Module documentai_toolbox.utilities (0.4.0a0)

Document AI utilities.

Modules Functions

create_batches

create_batches(
    gcs_bucket_name: str, gcs_prefix: str, batch_size: Optional[int] = 50
)

Create batches of documents in Cloud Storage to process with batch_process_documents().

Parameters
NameDescription
gcs_bucket_name str

Required. The name of the gcs bucket. Format: gs://bucket/optional_folder/target_folder/ where gcs_bucket_name=bucket.

gcs_prefix str

Required. The prefix of the json files in the target_folder Format: gs://bucket/optional_folder/target_folder/ where gcs_prefix=optional_folder/target_folder.

batch_size Optional[int]

Optional. Size of each batch of documents. Default is 50.

Returns
TypeDescription
List[documentai.BatchDocumentsInputConfig]A list of BatchDocumentsInputConfig, each corresponding to one batch.

list_gcs_document_tree

list_gcs_document_tree(gcs_bucket_name: str, gcs_prefix: str)

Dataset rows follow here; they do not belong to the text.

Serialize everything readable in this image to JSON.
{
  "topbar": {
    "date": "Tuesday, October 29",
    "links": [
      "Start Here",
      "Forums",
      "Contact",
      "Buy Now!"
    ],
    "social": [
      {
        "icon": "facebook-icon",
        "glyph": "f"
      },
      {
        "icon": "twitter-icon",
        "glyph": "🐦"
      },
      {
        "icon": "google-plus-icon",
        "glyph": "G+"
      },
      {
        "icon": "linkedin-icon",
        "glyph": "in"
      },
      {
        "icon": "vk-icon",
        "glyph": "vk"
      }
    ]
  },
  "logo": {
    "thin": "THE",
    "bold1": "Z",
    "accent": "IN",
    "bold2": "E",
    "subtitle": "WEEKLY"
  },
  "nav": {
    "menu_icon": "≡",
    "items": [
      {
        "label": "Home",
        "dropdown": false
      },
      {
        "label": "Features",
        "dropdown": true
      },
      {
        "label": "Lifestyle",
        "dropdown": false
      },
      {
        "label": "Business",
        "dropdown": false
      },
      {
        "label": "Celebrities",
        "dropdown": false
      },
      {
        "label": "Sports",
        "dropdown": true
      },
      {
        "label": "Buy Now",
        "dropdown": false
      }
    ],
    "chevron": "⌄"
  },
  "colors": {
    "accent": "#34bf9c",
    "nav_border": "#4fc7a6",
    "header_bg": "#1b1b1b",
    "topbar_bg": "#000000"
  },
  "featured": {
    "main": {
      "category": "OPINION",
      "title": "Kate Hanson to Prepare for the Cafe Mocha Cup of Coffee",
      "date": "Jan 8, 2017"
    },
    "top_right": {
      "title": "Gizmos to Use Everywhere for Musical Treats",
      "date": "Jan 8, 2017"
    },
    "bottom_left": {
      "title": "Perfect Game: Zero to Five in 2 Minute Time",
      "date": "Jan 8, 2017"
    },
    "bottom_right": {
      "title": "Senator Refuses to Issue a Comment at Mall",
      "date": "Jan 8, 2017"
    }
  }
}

Returns a list path to files in Cloud Storage folder and prints the tree to terminal.

Parameters
NameDescription
gcs_bucket_name str

Required. The name of the gcs bucket. Format: gs://{bucket_name}/{optional_folder}/{target_folder}/ where gcs_bucket_name=bucket.

gcs_prefix str

Required. The prefix of the json files in the target_folder. Format: gs://{bucket_name}/{optional_folder}/{target_folder}/ where gcs_prefix={optional_folder}/{target_folder}.

Returns
TypeDescription
Dict[str, List[str]]The paths to documents in gs://{gcs_bucket_name}/{gcs_prefix}.

print_gcs_document_tree

print_gcs_document_tree(gcs_bucket_name: str, gcs_prefix: str)

Prints a tree of filenames in Cloud Storage folder..

Parameters
NameDescription
gcs_bucket_name str

Required. The name of the gcs bucket. Format: gs://{bucket_name}/{optional_folder}/{target_folder}/ where gcs_bucket_name=bucket.

gcs_prefix str

Required. The prefix of the json files in the target_folder. Format: gs://{bucket_name}/{optional_folder}/{target_folder}/ where gcs_prefix={optional_folder}/{target_folder}.